30 ID3 Problem: Classify a set of instances based on their values of given properties. Symbolist Supervised learning Each instance is classified to a finite type KR is the tree and the operations are tree creation. All instances must be known in advance (non- iterative)

31 Simple Tree Formation Choose a property. The property divides the set of examples up into subsets depending on their value of that property. Recursively create a sub-tree for each subset. Make all the sub-trees be children of the root which tests the given property.

32 Caveat The tree that is formed is highly dependent on the order in which the properties are chosen. The idea is to chose the most informative property first, and use that to sub-divide the space of examples. This leads to the best (smallest) tree.

33 Information Theory The amount of information in a message (Shannon) is a function of the probability of occurrence p of each possible message, namely -log 2 (p). Given a universe of messages M = {m 1, m 2,..., m n } and a probability, p(m i ), for the occurrence of each message, the expect information content of a message M is: I[M] = ( ∑ n i=1 -p(m i ) log 2 (p(m i ))) = E[-log 2 p(m i )]
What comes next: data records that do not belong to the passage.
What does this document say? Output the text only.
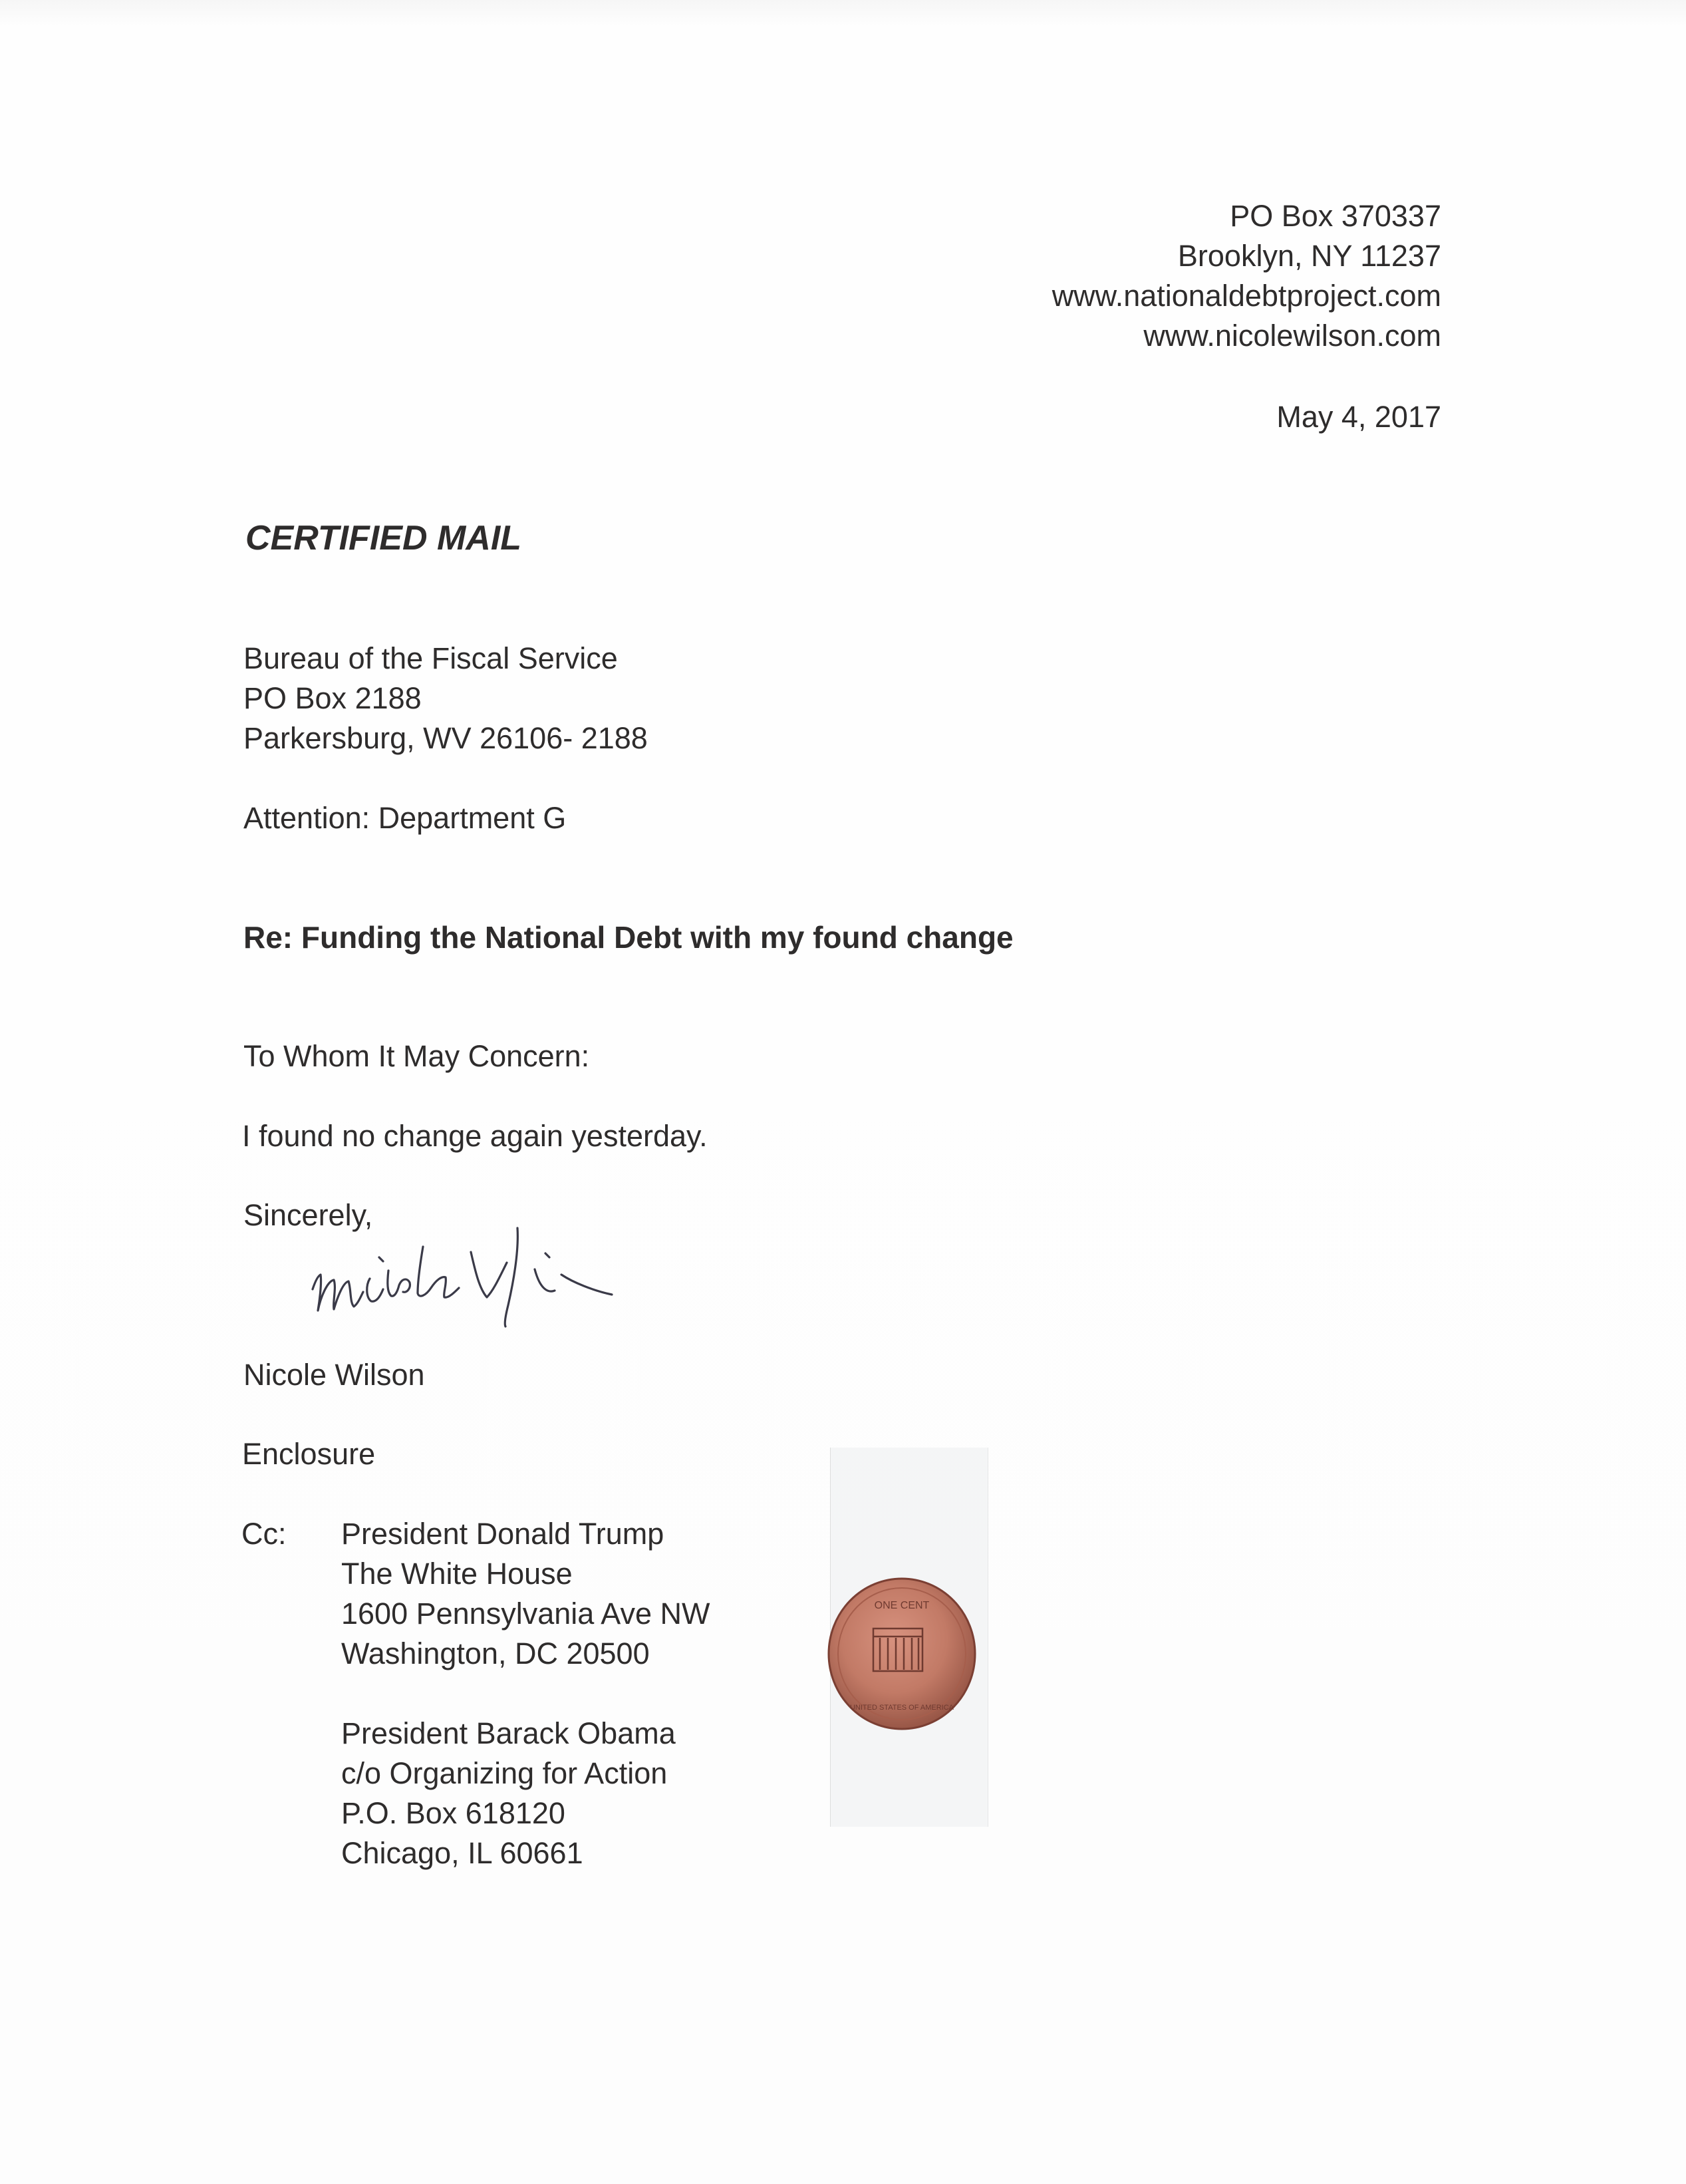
PO Box 370337
Brooklyn, NY 11237
www.nationaldebtproject.com
www.nicolewilson.com
May 4, 2017
CERTIFIED MAIL
Bureau of the Fiscal Service
PO Box 2188
Parkersburg, WV 26106- 2188
Attention: Department G
Re: Funding the National Debt with my found change
To Whom It May Concern:
I found no change again yesterday.
Sincerely,
Nicole Wilson
Enclosure
Cc: President Donald Trump
The White House
1600 Pennsylvania Ave NW
Washington, DC 20500
President Barack Obama
c/o Organizing for Action
P.O. Box 618120
Chicago, IL 60661
ONE CENT
UNITED STATES OF AMERICA
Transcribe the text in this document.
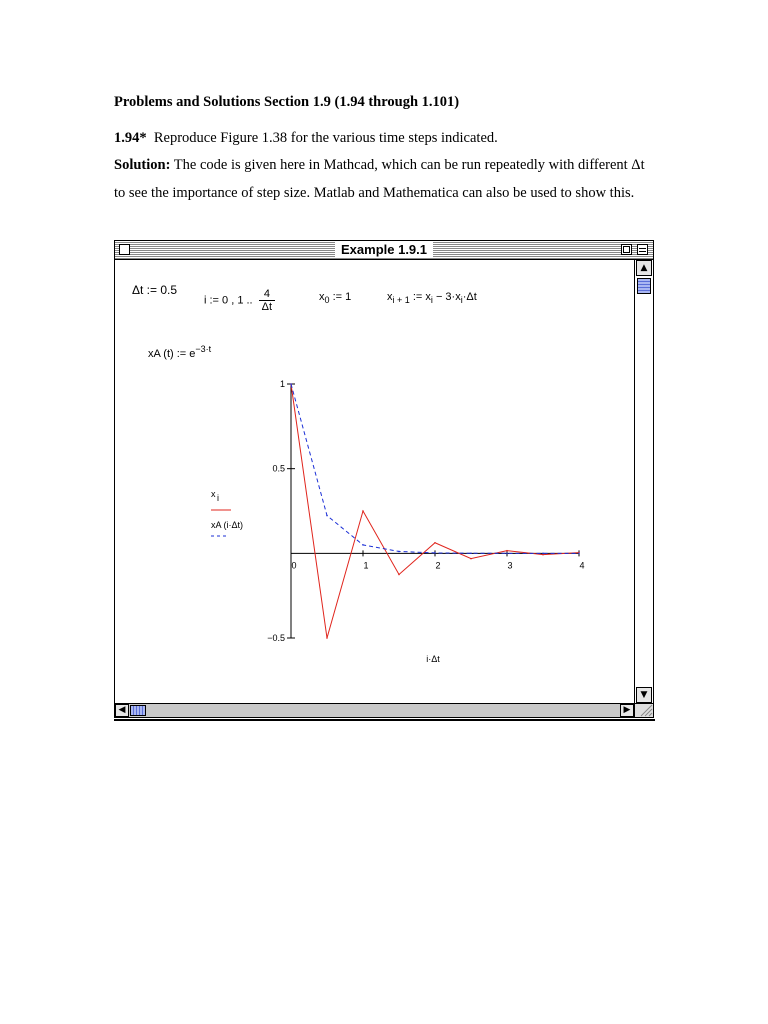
Problems and Solutions Section 1.9 (1.94 through 1.101)

1.94* Reproduce Figure 1.38 for the various time steps indicated.

Solution: The code is given here in Mathcad, which can be run repeatedly with different Δt to see the importance of step size. Matlab and Mathematica can also be used to show this.

Example 1.9.1
Δt := 0.5
i := 0 , 1 .. $\frac{4}{\Delta t}$	$x_0$ := 1	$x_{i + 1}$ := $x_i - 3\cdot x_i\cdot\Delta t$
xA (t) := $e^{-3\cdot t}$
1
0.5
−0.5
0	1	2	3	4
x i
xA (i·Δt)
i·Δt
▲
▼
◀	▶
34 Choosing the Property The information gain provided by choosing property A at the root of the tree is equal to the total information of the tree minus the amount of information needed to complete the classification of the tree. The amount of information needed to complete the tree is defined at the weighted average of the information in all its subtrees.

35 Choosing the Property (cont'd) Assuming a set of training instances C, if we make property P with n values the root of the tree, then C will be partitioned into subsets {C 1, C 2,..., C n }. The expected value of the information needed to complete the tree is: E[P] = ∑ n i=1 |C i | / |C| * I[C i ] and the expected information to complete the tree is: gain(P) = I[C] - E[P].